Since the story was reported earlier this week, it seems that Uber has mounted the vulnerability – “because I am not able to reproduce the issue any more,” Elsallamy said. Even so, due to the fact it’s mysterious whether or not the vulnerability has been exploited in the decades that it existed, clients who gave up private info in response to an official Uber email must acquire motion to transform their passwords immediately.

Additionally, “I recommend Uber buyers to use exceptional passwords, use credit score cards with a constrained sum of cash accessible on-line if they really do not want to maintain cash, and to use two-factor authentication any time attainable to restrict the injury if any of their details has been compromised,” he explained.

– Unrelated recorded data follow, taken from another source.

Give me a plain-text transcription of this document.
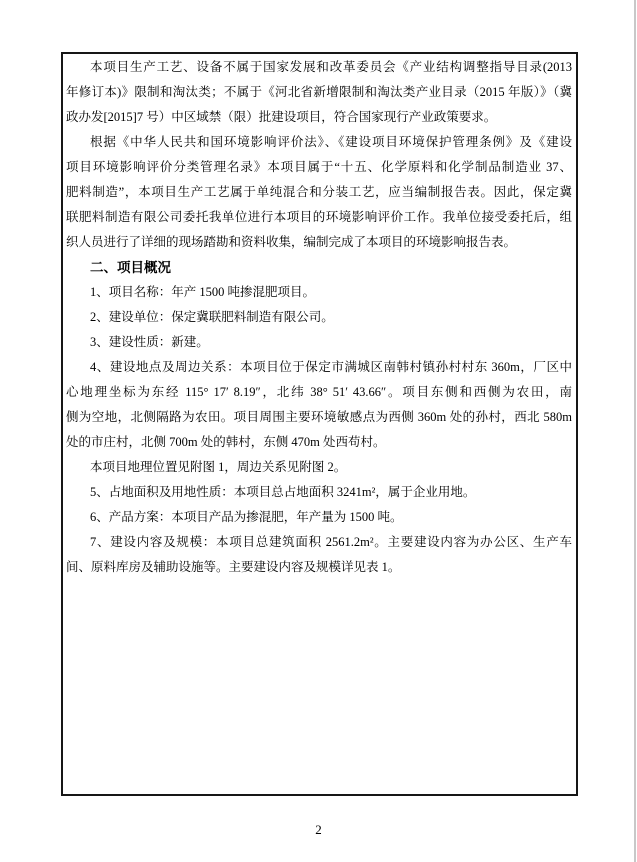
本项目生产工艺、设备不属于国家发展和改革委员会《产业结构调整指导目录(2013
年修订本)》限制和淘汰类；不属于《河北省新增限制和淘汰类产业目录（2015 年版）》（冀
政办发[2015]7 号）中区域禁（限）批建设项目，符合国家现行产业政策要求。
根据《中华人民共和国环境影响评价法》、《建设项目环境保护管理条例》及《建设
项目环境影响评价分类管理名录》本项目属于“十五、化学原料和化学制品制造业 37、
肥料制造”，本项目生产工艺属于单纯混合和分装工艺，应当编制报告表。因此，保定冀
联肥料制造有限公司委托我单位进行本项目的环境影响评价工作。我单位接受委托后，组
织人员进行了详细的现场踏勘和资料收集，编制完成了本项目的环境影响报告表。
二、项目概况
1、项目名称：年产 1500 吨掺混肥项目。
2、建设单位：保定冀联肥料制造有限公司。
3、建设性质：新建。
4、建设地点及周边关系：本项目位于保定市满城区南韩村镇孙村村东 360m，厂区中
心地理坐标为东经 115° 17′ 8.19″，北纬 38° 51′ 43.66″。项目东侧和西侧为农田，南
侧为空地，北侧隔路为农田。项目周围主要环境敏感点为西侧 360m 处的孙村，西北 580m
处的市庄村，北侧 700m 处的韩村，东侧 470m 处西苟村。
本项目地理位置见附图 1，周边关系见附图 2。
5、占地面积及用地性质：本项目总占地面积 3241m²，属于企业用地。
6、产品方案：本项目产品为掺混肥，年产量为 1500 吨。
7、建设内容及规模：本项目总建筑面积 2561.2m²。主要建设内容为办公区、生产车
间、原料库房及辅助设施等。主要建设内容及规模详见表 1。
2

Uber did not instantly return a request to comment on this story.

Password Reset: On-Need Party: Fortify 2022 with a password-security strategy created for today’s threats. This Threatpost Security Roundtable, crafted for infosec experts, facilities on organization credential administration, the new password fundamental principles and mitigating article-credential breaches. Join Darren James, with Specops Program and Roger Grimes, defense evangelist at KnowBe4 and Threatpost host Becky Bracken. Register & stream this Absolutely free session today – sponsored by Specops Computer software.